The latest news and analysis on the Montlake Dawgs.

April 24, 2012 at 5:26 PM

So who is UW’s Most Important Player — non-QB edition?

That was a question we asked on the blog last week, admittedly ripping off an idea from a series of stories produced by ESPN.com’s Pac-12 blog.

ESPN.com’s Ted Miller responded with his choice earlier this week, agreeing with the pick of the voters here of defensive tackle Danny Shelton.

As a quick refresher, Miller was asking which player is the most important on each Pac-12 team other than quarterback, which would be the obvious choice for basically every school.

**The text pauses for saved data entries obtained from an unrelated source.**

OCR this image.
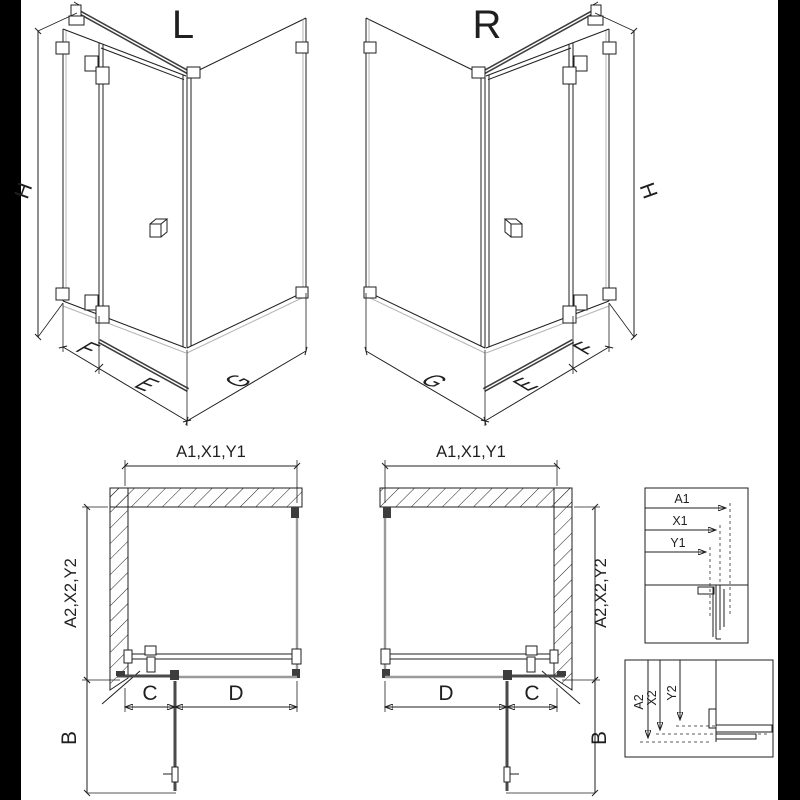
L
H
F
E G
R
H
F
E
G
A1,X1,Y1
A2,X2,Y2
B
C	D
A1,X1,Y1
A2,X2,Y2
B
D	C
A1
X1
Y1
A2 X2 Y2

Before he could get to his UW choice, I asked voters of this blog to make their own choice.

Voters on this blog picked it this way:
1, Shelton, with 28.55 percent of the vote;
2, WR Kasen Williams (20.5);
3, TE Austin Seferian-Jenkins (18.45);
4, C Drew Schaefer (16.69);
5, S Sean Parker (5.25);
6, CB Desmond Trufant (5.09).
And other, with 5.47.

Miller said he was going to go with Schaefer, but in part after reading the poll here, decided to go with Shelton (who knew the power of this blog?)

I’d actually have gone with Miller’s first choice — Schaefer. I agree with what Miller and voters said about the potential impact of Shelton. But the offensive line has suddenly become real worrisome with the loss of Colin Porter, and already needing to replace Senio Kelemete.

As we’ve seen this spring, it doesn’t take much for the depth up front to get real thin — and it’s not too realistic to expect any of the newcomers to make a huge impact this fall, I don’t think. Schaefer is the wily veteran keeping it all together up front, and as such, I think his importance may be as great as anyone else on the list.

In the category of “other,” I few of you wrote that I should have included left tackle Micah Hatchie, since that position is generally so important. No argument from me about the importance of a left tackle. But I think the best answers to this question are those players who combine an important position with some known productivity. While reports of his progress this spring have been positive, we haven’t seen enough yet of Hatchie in a game to know that he will perform to a certain level, as we have with everyone else on this list. Even Shelton, while starting just two games last year, played enough to make it clear that he can perform to a high enough of a level that if he were suddenly not there, his absence would be greatly felt.

For now, this is just conjecture. It’ll be interesting to review this list come November and see if people would vote differently then.